Растут ли волосы у покойника? Мифы современной науки - Эрнст Фишер
Шрифт:
Интервал:
Закладка:
В наше время происходит нечто неслыханное. Тот, кто публично оспаривает исследование, то есть тот, кто по сути ни за что не отвечает, считается главным моралистом. Тот же, кто за все отвечает, тот и виноват. Стало привычным называть обвинителей экспертами.
Почему это происходит? Почему у нас исчезает авторитет ученых, которые дают ответы и, таким образом, принимают на себя ответственность? Почему празднуют победу те, кто вершит над ними суд?
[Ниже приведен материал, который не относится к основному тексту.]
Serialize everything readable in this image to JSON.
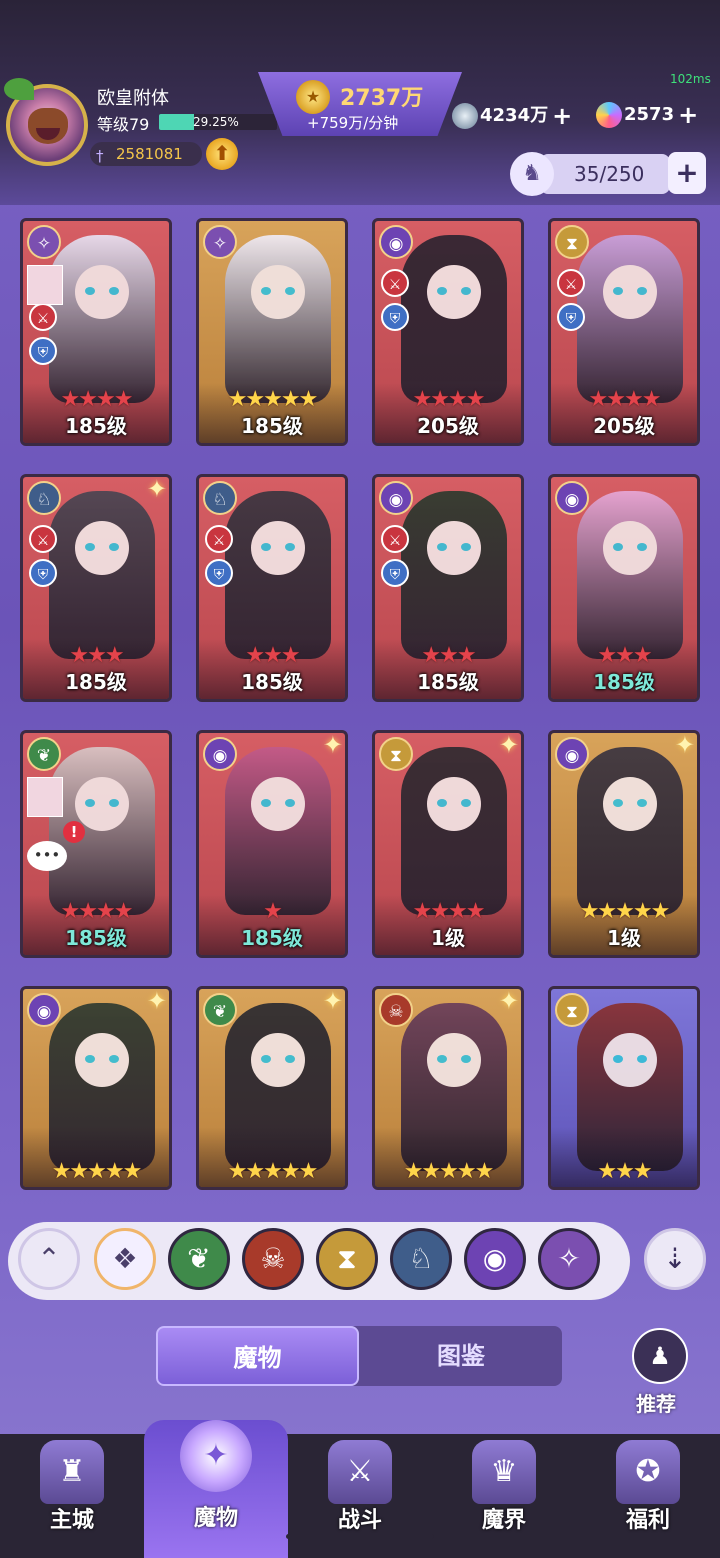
{
  "player": {
    "name": "欧皇附体",
    "level": "等级79",
    "exp_pct": "29.25%",
    "exp_fraction": 0.2925,
    "power": "2581081"
  },
  "gold": {
    "amount": "2737万",
    "rate": "+759万/分钟"
  },
  "ping": "102ms",
  "resources": [
    {
      "amount": "4234万",
      "icon": "silver-gem-icon"
    },
    {
      "amount": "2573",
      "icon": "crystal-icon"
    }
  ],
  "capacity": "35/250",
  "monsters": [
    {
      "element": "light-swirl",
      "bg": "red",
      "stars": 4,
      "star_color": "red",
      "level": "185级",
      "roles": [
        "atk",
        "def"
      ],
      "avatar_badge": true
    },
    {
      "element": "light-swirl",
      "bg": "gold",
      "stars": 5,
      "star_color": "gold",
      "level": "185级",
      "roles": []
    },
    {
      "element": "eye",
      "bg": "red",
      "stars": 4,
      "star_color": "red",
      "level": "205级",
      "roles": [
        "atk",
        "def"
      ]
    },
    {
      "element": "hourglass",
      "bg": "red",
      "stars": 4,
      "star_color": "red",
      "level": "205级",
      "roles": [
        "atk",
        "def"
      ]
    },
    {
      "element": "dragon",
      "bg": "red",
      "stars": 3,
      "star_color": "red",
      "level": "185级",
      "roles": [
        "atk",
        "def"
      ],
      "sparkle": true
    },
    {
      "element": "dragon",
      "bg": "red",
      "stars": 3,
      "star_color": "red",
      "level": "185级",
      "roles": [
        "atk",
        "def"
      ]
    },
    {
      "element": "eye",
      "bg": "red",
      "stars": 3,
      "star_color": "red",
      "level": "185级",
      "roles": [
        "atk",
        "def"
      ]
    },
    {
      "element": "eye",
      "bg": "red",
      "stars": 3,
      "star_color": "red",
      "level": "185级",
      "level_color": "teal",
      "roles": []
    },
    {
      "element": "leaf",
      "bg": "red",
      "stars": 4,
      "star_color": "red",
      "level": "185级",
      "level_color": "teal",
      "roles": [],
      "avatar_badge": true,
      "alert": true
    },
    {
      "element": "eye",
      "bg": "red",
      "stars": 1,
      "star_color": "red",
      "level": "185级",
      "level_color": "teal",
      "roles": [],
      "sparkle": true
    },
    {
      "element": "hourglass",
      "bg": "red",
      "stars": 4,
      "star_color": "red",
      "level": "1级",
      "roles": [],
      "sparkle": true
    },
    {
      "element": "eye",
      "bg": "gold",
      "stars": 5,
      "star_color": "gold",
      "level": "1级",
      "roles": [],
      "sparkle": true
    },
    {
      "element": "eye",
      "bg": "gold",
      "stars": 5,
      "star_color": "gold",
      "level": "",
      "roles": [],
      "sparkle": true
    },
    {
      "element": "leaf",
      "bg": "gold",
      "stars": 5,
      "star_color": "gold",
      "level": "",
      "roles": [],
      "sparkle": true
    },
    {
      "element": "skull",
      "bg": "gold",
      "stars": 5,
      "star_color": "gold",
      "level": "",
      "roles": [],
      "sparkle": true
    },
    {
      "element": "hourglass",
      "bg": "blue",
      "stars": 3,
      "star_color": "gold",
      "level": "",
      "roles": []
    }
  ],
  "filters": [
    {
      "name": "collapse",
      "icon": "double-chevron-up-icon"
    },
    {
      "name": "all",
      "icon": "diamond-grid-icon",
      "selected": true
    },
    {
      "name": "nature",
      "icon": "leaf-icon"
    },
    {
      "name": "demon",
      "icon": "skull-icon"
    },
    {
      "name": "time",
      "icon": "hourglass-icon"
    },
    {
      "name": "beast",
      "icon": "dragon-icon"
    },
    {
      "name": "arcane",
      "icon": "eye-icon"
    },
    {
      "name": "light",
      "icon": "swirl-icon"
    }
  ],
  "tabs": {
    "active": "魔物",
    "inactive": "图鉴"
  },
  "recommend_label": "推荐",
  "nav": [
    {
      "label": "主城",
      "icon": "castle-icon"
    },
    {
      "label": "魔物",
      "icon": "monster-flame-icon",
      "active": true
    },
    {
      "label": "战斗",
      "icon": "sword-shield-icon"
    },
    {
      "label": "魔界",
      "icon": "demon-realm-icon"
    },
    {
      "label": "福利",
      "icon": "treasure-chest-icon"
    }
  ],
  "colors": {
    "star_red": "#e4434b",
    "star_gold": "#ffd54a",
    "exp_fill": "#4ed6b4",
    "gold_text": "#ffd874"
  }
}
Возможно, ответ помогут дать два экскурса в историю. Во-первых, дебаты об ответственности науки начинаются с войны. Вопрос ответственности науки стал темой философии, когда в Европе началась Первая мировая война. Немецкие ученые в те годы создали отравляющие газы и руководили их первым военным использованием на западном фронте. Ответственный за это химик Фриц Габер не испытывал при том никаких угрызений совести. Напротив. Он принял на себя ответственность, которую от него ждали кайзер и народ. Известное изречение Габера гласило, что в мирное время он должен служить человечеству, а во время войны – отечеству. Габер нашел понимание не только в Германии, но и у своих противников. В 1918 году Шведская королевская академия наук в Стокгольме присудила ему Нобелевскую премию в области химии, причем с одобрения международного сообщества. Мир признал его великое достижение, результатом которого стал синтез аммиака. С его помощью химикам удалось связать азот, содержащийся в воздухе, и в конечном счете обеспечить улучшение показателей роста растений. Габер сделал хлеб из воздуха, как тогда говорили, а ответственность за это люди в начале XX века оценили выше, чем все остальное.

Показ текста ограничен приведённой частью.